Saturday, 3 March 2012

Feb 22, 2012

PM says Superbond is Jack Boot on throat of Belizeans


Dean Barrow
The super bond slid into the election campaign when the prime minister announced the date for early general elections. He said he was going back to the people for instructions to do something about the super bond. The result was a prompt downgrade to junk territory of Belize’s credit ratings from agencies such as Standard and Poor and Moody’s. If he was floating that idea, today, at the launch of the U.D.P. Manifesto, Prime Minister Barrow was more provocative. He said he was not concerned at all about the Belize’s credit ratings and that bond holders would have to sit around the table with a future U.D.P. government to re-negotiate the five hundred and sixty-five million dollar bond. The February payment has been made but another is due past the elections in August, which according to the PM’s bravado, he won’t pay at eight and half percent interest rates.
Dean Barrow
“I was deliberate in announcing the date of the election, deliberate in saying that the U.D.P. was asking for a new mandate to among other things, do something about the super bond. Now, that really set the cat among the pigeons. And you say that the so called rating agencies fell all over themselves to say’ oh wi di downgrade Belize bonds. Explain to mi how Mr. Man downgrading the Belize bonds hurts the Belizean people? The Belize Bonds are the bonds that are owned out there by all those that loaned the People’s United Party this one point one billion dollars for which there is nothing to show. And if you downgrade the bonds so that the bonds have less value, I say that that strikes me something like poetic justice, because while the greatest blame for the share of saddling this country with the super bond must lie with the P.U.P., the creditors, the bond holders, the commercial entities, agreed to that super bond, knowing full well that the kind of burden it was placing on the Belizean people is absolutely unconscionable, merciless; those people also have a share of the blame. Therefore, this eight and a half percent that we have to begin to pay as of August of this year, which means ninety-four million dollars of our re-current revenue that ought properly speaking to be spent on you the people of this country. This eight and half percent interest rate, we will not suffer. Belize is a country that is a country of honor; we do not easily renege on commitments but if there are commitments that in effect represent a jack boot on the throat of the Belizean people, then unless those that are applying that jack-boot are prepared to re-negotiate, they will see that the Belizean people are not going to take it. We won’t lie down so that anybody could tek chance on us and the bottom line is, ‘Mr. Bond holder, Mr. Bad creditor, come to the table and renegotiate with Belizeans. You are obliged to give us a fairer deal.”

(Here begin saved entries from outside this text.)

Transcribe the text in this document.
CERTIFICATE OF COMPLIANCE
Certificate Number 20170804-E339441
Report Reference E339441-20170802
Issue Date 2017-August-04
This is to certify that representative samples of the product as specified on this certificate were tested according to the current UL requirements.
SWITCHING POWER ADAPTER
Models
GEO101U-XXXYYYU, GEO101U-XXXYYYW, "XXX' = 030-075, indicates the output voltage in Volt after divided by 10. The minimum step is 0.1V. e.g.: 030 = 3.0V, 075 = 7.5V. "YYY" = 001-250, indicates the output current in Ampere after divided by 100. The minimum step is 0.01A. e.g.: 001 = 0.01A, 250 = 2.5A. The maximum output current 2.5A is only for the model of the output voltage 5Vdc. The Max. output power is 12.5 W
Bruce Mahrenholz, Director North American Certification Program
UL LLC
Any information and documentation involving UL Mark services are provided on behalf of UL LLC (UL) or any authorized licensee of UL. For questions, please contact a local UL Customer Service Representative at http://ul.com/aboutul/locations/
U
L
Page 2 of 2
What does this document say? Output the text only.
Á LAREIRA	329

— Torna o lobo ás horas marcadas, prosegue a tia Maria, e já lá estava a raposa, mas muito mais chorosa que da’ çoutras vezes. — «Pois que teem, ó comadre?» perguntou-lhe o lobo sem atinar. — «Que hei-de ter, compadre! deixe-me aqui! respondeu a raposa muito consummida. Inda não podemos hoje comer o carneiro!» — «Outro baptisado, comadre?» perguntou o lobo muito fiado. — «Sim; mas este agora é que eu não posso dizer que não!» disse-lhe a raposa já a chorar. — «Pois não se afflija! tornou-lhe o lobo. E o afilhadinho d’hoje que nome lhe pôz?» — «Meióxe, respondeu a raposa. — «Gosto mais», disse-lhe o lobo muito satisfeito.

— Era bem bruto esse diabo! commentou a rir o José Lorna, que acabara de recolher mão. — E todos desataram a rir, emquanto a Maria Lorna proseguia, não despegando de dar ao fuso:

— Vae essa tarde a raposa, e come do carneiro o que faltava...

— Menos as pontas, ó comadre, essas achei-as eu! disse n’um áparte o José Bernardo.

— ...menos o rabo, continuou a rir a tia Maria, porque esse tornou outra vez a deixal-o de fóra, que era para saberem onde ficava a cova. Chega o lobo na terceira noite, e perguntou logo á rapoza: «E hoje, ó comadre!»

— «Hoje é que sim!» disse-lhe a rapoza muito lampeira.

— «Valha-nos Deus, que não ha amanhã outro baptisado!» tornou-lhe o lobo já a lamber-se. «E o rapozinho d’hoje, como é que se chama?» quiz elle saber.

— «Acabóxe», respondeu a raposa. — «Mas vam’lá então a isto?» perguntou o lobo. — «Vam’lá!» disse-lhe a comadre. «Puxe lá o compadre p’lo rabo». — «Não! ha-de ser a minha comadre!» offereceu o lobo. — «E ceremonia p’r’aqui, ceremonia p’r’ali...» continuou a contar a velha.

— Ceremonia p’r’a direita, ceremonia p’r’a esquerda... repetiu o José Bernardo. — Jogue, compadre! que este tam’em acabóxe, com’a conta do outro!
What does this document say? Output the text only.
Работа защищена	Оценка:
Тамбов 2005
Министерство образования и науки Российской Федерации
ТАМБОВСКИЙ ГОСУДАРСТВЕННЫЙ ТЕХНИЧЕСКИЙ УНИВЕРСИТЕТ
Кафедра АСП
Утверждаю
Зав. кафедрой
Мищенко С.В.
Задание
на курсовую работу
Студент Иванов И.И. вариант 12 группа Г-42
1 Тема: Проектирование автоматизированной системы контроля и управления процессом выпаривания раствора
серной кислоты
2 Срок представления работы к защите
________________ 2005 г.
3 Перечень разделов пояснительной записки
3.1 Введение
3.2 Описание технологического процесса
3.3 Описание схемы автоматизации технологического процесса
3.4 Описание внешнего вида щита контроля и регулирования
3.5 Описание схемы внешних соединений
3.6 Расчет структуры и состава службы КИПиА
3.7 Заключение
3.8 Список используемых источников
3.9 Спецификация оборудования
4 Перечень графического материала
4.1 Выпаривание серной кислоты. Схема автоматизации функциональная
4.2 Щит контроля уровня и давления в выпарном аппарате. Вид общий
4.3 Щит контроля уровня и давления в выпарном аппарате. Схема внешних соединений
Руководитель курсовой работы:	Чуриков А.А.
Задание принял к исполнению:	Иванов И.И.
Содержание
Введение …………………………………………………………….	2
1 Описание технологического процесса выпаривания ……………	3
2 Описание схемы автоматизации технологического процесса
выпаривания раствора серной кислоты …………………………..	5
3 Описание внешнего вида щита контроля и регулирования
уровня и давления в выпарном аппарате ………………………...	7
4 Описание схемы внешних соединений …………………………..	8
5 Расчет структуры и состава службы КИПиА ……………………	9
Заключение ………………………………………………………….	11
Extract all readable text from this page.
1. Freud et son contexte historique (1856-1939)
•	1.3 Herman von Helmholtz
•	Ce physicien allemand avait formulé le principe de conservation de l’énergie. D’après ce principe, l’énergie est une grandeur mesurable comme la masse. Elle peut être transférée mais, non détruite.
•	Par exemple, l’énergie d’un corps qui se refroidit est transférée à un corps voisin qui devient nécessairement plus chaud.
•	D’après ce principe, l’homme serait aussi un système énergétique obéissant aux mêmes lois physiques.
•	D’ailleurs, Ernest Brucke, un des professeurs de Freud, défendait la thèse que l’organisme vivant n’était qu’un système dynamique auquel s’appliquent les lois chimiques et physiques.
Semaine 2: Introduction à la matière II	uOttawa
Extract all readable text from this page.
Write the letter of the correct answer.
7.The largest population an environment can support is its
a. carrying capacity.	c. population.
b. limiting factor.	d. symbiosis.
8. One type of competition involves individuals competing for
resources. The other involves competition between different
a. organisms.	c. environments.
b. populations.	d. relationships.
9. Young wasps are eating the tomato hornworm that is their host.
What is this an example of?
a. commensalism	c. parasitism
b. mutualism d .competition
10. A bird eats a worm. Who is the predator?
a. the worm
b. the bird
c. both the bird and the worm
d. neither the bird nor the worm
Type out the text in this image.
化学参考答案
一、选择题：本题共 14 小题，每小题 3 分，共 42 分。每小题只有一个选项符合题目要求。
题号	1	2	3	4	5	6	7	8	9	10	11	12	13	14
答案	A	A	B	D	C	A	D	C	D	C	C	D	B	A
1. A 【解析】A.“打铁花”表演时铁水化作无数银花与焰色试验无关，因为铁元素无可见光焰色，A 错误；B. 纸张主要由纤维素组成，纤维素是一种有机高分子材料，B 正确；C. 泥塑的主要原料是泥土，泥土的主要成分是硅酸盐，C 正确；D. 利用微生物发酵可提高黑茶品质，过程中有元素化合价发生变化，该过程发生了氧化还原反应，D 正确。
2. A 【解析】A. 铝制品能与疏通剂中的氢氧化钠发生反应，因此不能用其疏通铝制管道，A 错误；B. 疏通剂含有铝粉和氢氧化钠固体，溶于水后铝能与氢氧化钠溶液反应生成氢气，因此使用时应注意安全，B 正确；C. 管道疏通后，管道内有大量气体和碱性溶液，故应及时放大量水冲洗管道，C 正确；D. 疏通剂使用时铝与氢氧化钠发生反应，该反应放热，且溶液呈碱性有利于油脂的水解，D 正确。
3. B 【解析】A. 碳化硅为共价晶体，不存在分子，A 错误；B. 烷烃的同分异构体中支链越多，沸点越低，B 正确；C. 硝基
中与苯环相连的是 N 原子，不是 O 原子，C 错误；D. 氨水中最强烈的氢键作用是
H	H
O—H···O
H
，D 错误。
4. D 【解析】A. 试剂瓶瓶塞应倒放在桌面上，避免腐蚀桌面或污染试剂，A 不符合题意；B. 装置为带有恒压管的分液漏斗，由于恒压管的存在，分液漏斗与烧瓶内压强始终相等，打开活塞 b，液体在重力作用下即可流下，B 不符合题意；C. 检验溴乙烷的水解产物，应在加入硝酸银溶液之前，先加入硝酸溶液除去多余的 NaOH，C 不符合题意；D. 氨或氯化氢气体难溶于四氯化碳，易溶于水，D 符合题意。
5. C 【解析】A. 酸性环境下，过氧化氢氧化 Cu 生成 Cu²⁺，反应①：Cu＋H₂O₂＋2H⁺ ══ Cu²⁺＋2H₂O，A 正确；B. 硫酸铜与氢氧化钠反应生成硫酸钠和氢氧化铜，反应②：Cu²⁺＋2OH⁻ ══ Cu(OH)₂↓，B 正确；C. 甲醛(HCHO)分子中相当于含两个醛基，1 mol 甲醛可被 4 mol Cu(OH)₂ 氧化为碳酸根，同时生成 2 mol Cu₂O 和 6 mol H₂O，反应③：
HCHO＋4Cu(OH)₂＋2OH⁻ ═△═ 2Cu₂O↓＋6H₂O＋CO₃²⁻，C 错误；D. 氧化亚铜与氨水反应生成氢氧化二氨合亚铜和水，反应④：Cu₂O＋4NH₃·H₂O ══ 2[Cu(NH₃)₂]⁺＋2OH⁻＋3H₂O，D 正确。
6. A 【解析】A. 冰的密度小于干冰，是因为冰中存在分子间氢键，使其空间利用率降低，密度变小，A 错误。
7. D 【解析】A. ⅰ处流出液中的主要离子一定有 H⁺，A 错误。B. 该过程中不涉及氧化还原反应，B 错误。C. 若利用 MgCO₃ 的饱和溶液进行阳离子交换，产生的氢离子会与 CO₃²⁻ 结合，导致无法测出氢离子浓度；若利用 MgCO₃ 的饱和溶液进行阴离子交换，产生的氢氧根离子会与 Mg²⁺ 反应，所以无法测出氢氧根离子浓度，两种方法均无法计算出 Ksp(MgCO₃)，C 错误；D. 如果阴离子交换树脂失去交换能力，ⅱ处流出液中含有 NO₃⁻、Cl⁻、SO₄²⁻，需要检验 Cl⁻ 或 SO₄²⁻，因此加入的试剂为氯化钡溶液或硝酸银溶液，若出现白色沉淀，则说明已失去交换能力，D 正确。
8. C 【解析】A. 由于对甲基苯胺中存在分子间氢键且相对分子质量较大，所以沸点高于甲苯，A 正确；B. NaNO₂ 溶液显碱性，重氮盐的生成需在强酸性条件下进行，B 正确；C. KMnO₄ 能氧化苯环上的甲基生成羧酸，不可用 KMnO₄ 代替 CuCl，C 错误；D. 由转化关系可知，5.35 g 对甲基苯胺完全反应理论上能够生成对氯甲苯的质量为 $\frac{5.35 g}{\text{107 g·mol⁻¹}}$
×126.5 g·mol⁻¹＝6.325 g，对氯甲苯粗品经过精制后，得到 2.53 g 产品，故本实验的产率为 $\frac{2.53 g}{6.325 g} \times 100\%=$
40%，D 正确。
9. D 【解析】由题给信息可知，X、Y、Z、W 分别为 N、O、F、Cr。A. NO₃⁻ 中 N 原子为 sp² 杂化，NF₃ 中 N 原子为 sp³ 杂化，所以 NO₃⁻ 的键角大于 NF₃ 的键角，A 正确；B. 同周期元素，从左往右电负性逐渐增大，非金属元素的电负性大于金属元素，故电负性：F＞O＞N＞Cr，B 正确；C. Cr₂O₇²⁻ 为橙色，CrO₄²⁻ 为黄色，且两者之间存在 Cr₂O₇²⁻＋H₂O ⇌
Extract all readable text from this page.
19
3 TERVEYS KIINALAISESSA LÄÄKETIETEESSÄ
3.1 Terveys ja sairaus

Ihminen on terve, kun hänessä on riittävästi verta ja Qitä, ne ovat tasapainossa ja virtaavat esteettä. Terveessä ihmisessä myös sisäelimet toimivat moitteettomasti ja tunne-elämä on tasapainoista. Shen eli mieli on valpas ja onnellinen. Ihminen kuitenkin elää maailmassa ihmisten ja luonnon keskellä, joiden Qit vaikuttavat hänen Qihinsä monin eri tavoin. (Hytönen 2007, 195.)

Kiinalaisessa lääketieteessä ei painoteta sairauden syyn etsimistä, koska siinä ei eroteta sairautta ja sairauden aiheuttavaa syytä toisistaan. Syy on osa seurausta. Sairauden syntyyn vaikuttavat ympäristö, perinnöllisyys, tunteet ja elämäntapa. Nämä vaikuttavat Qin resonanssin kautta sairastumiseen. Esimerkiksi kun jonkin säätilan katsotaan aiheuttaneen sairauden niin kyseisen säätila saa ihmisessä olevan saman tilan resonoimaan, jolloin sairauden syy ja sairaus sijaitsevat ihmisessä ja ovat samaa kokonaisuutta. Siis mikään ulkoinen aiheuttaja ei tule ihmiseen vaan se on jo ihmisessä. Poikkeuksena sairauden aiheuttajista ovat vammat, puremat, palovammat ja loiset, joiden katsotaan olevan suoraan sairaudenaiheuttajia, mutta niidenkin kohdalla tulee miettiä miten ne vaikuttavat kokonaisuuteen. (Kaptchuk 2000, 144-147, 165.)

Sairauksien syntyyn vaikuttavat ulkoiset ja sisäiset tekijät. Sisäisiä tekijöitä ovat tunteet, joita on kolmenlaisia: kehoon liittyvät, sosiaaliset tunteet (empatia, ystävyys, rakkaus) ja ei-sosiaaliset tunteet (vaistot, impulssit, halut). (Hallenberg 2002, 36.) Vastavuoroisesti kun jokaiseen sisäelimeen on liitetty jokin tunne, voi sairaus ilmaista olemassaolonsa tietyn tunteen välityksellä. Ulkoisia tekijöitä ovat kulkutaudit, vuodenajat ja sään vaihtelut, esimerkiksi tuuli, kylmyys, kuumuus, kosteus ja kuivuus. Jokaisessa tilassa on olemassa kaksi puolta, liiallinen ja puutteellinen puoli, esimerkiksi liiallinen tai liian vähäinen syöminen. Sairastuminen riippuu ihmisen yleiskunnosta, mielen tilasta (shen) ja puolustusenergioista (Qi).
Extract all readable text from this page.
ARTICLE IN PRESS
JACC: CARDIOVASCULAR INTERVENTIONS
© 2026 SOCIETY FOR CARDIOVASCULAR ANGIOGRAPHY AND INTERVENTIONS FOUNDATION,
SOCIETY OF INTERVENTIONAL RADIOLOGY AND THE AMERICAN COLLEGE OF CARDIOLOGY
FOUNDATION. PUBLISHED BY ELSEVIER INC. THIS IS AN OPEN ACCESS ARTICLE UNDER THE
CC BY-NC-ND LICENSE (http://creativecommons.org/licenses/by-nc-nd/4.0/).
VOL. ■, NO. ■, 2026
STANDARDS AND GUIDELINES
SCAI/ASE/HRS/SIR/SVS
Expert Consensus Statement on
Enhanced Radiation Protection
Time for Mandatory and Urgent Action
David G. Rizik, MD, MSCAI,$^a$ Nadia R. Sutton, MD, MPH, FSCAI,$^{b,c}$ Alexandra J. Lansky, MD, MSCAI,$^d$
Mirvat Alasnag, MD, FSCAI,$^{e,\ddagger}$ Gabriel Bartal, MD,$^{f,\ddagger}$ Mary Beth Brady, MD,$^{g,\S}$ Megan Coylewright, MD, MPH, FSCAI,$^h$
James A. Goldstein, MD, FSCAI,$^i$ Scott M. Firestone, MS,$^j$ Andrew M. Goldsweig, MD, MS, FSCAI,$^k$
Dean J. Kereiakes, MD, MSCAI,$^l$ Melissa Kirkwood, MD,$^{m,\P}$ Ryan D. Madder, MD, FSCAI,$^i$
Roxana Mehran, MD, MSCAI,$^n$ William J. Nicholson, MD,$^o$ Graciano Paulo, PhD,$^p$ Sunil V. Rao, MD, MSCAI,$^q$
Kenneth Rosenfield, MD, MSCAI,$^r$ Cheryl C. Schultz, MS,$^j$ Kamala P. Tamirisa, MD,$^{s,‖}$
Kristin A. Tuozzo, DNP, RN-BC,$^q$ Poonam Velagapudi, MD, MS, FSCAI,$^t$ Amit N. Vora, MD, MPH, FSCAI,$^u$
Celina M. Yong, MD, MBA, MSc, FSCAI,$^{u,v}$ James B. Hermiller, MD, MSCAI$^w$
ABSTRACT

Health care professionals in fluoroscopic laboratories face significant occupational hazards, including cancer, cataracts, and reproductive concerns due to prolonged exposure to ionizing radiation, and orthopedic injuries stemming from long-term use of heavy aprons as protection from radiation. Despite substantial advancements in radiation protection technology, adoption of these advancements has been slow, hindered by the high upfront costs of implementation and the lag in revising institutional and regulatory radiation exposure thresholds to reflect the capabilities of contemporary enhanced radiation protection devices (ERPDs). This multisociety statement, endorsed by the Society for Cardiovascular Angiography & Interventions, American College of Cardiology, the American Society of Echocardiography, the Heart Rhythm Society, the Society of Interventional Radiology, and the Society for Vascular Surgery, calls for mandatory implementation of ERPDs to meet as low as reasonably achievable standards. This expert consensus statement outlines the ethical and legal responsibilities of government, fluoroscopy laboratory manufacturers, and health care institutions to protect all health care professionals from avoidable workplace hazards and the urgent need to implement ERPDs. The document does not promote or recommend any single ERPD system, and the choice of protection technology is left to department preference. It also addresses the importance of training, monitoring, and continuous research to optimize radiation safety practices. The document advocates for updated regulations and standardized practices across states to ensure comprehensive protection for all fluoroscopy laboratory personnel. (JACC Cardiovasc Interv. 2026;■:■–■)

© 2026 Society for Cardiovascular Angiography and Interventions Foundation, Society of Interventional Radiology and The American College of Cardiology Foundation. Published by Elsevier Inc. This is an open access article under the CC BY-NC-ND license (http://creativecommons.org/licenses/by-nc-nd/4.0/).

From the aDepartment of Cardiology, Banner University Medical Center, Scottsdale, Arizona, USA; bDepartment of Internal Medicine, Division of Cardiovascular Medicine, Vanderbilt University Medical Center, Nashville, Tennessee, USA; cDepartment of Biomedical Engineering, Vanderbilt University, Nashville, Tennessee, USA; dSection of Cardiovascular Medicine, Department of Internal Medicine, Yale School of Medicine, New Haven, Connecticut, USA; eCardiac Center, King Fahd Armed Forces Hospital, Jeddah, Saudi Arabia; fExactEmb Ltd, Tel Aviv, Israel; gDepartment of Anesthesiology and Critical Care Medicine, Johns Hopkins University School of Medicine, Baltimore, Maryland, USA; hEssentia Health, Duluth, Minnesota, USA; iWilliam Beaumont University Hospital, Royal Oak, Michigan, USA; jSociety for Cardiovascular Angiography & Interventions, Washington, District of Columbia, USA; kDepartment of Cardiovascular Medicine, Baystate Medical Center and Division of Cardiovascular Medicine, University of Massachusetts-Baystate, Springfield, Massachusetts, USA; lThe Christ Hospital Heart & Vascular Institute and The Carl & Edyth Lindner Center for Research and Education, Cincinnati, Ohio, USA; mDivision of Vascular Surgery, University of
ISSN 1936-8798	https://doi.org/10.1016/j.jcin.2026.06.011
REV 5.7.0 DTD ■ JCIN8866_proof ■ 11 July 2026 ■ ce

So what will be the impact of the prime minister’s statement? Well, it is likely that there could be a further erosion of investor’s confidence and that the economy could continue to languish. At the launch of the People’s United party manifesto on Tuesday, Francis Fonseca, called on the PM to whining about the super bond and put the economy back to work. The super bond is a consolidation of government loans that was negotiated in 2006 and concluded in 2007. It also includes loans made by former U.D.P. administrations.